If you have other questions about managing your bank transactions in QuickBooks, feel free to leave a post below. I'm always here to help.
@LeizylM , you didn't answer the question.. please read again.. it's a posting issue, not about accounting...
"We create credit memos for each homewowner which posts a negative amount in Accounts Receivable and a positive amount in checking bank account. This doubles our balance in the checking account. I originally thought that I should transfer the remaining end-of-year balance to a "Fiscal Year Carryover" account, zeroing out the checking bank account. Then the credit memos would would debit the FY Carryover account"
Hi, finding-none-sense-answers.
To zero out the checking account, move the remaining balance to the FY Carryover account. This is to avoid the account from having a double balance in QuickBooks Desktop.

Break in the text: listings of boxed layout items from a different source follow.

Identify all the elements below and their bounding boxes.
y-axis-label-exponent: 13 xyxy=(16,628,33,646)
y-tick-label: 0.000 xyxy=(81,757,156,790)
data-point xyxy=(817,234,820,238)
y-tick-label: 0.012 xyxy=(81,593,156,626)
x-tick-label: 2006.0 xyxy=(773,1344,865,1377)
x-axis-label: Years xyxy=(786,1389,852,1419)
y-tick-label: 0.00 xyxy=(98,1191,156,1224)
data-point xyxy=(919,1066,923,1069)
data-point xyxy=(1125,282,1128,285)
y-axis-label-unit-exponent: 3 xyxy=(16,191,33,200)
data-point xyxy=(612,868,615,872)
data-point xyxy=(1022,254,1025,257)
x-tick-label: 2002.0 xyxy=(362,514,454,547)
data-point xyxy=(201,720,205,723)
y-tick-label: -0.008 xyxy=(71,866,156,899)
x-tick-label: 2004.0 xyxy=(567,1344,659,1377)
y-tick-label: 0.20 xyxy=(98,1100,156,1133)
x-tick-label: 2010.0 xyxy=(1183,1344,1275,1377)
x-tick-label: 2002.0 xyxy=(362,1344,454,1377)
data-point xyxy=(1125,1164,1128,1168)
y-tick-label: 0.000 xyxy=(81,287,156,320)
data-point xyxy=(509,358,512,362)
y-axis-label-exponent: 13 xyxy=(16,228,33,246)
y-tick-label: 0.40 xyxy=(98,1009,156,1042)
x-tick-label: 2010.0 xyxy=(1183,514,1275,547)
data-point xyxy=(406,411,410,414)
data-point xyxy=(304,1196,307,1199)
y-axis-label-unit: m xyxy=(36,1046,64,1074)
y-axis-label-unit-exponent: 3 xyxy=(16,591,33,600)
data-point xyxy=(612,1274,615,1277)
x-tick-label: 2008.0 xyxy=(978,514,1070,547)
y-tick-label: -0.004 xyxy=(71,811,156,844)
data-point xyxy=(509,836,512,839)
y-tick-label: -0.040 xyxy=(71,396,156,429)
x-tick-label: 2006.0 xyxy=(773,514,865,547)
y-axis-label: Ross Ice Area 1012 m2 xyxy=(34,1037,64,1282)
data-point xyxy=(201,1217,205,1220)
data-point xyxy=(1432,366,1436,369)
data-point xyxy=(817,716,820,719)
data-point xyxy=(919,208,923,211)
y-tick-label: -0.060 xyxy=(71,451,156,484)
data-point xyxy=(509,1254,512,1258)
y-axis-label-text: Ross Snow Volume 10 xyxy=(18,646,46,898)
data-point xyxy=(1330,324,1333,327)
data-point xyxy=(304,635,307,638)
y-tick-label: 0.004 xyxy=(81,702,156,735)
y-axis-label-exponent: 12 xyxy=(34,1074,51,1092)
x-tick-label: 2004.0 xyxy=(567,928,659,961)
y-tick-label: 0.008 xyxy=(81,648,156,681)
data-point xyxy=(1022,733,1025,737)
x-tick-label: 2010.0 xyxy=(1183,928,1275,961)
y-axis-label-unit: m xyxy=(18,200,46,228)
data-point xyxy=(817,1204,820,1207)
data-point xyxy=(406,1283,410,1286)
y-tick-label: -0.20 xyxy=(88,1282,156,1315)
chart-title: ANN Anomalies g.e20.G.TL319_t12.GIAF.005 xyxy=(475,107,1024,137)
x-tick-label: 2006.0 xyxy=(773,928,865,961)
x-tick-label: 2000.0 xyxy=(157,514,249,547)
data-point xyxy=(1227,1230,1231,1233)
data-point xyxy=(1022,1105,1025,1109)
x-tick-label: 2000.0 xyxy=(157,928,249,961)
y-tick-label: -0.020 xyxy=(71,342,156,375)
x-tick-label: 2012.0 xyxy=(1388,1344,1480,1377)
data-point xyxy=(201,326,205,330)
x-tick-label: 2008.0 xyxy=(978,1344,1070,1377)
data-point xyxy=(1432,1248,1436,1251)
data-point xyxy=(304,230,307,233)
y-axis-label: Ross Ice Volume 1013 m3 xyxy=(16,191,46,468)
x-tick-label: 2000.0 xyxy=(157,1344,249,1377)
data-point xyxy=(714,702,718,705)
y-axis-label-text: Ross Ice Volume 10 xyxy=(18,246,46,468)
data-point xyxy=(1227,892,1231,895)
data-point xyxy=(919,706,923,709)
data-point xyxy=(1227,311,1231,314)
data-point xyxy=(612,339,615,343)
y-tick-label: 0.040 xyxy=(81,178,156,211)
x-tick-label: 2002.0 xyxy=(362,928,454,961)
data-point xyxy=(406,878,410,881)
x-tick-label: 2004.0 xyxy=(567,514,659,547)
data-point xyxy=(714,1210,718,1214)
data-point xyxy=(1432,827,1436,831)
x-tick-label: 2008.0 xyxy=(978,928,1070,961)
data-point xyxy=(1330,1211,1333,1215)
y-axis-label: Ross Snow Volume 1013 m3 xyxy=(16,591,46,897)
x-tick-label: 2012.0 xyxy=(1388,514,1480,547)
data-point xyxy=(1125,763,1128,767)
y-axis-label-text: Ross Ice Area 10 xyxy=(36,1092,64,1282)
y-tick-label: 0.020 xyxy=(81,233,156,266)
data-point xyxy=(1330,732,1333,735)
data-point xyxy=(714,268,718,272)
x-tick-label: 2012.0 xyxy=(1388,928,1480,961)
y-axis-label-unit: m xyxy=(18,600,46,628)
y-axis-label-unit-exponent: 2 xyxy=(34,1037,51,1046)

If you want to run QuickBooks Desktop reports to review your transactions such as, Transaction List by Customer, you can use the reference below about handling QBDT reports:
Let me know if you have other questions. I'll do my best to respond to you as soon as I can. Take care and stay safe always.
Unless you're actually withdrawing the funds from the checking account, you'll want to leave the checking account alone. As you noticed, entering a credit memo automatically reduces A/R which, from an accounting perspective, is the credit. The item that you assign the credit memo to and, more importantly, the account that the item is mapped to, dictates the debit. If you assign it to an item mapped to your checking account, it will increase the checking account balance (debits increase assets) which, obviously, you don't want.
In the case of an HOA surplus being returned to the homeowners, I would suggest setting up an equity account called "FY Surplus Credit To Homeowners" or something similar and then set up an item named the same and mapped to the new equity account. Then, issue credit memos to the homeowners for this item. That will reduce both A/R and equity which is really what is happening - you are refunding the homeowners equity in the HOA. The A/R balance will increase when future invoices are issued and your CPA will be able to see the equity reduction on the balance sheet and make the appropriate adjustments as they see fit.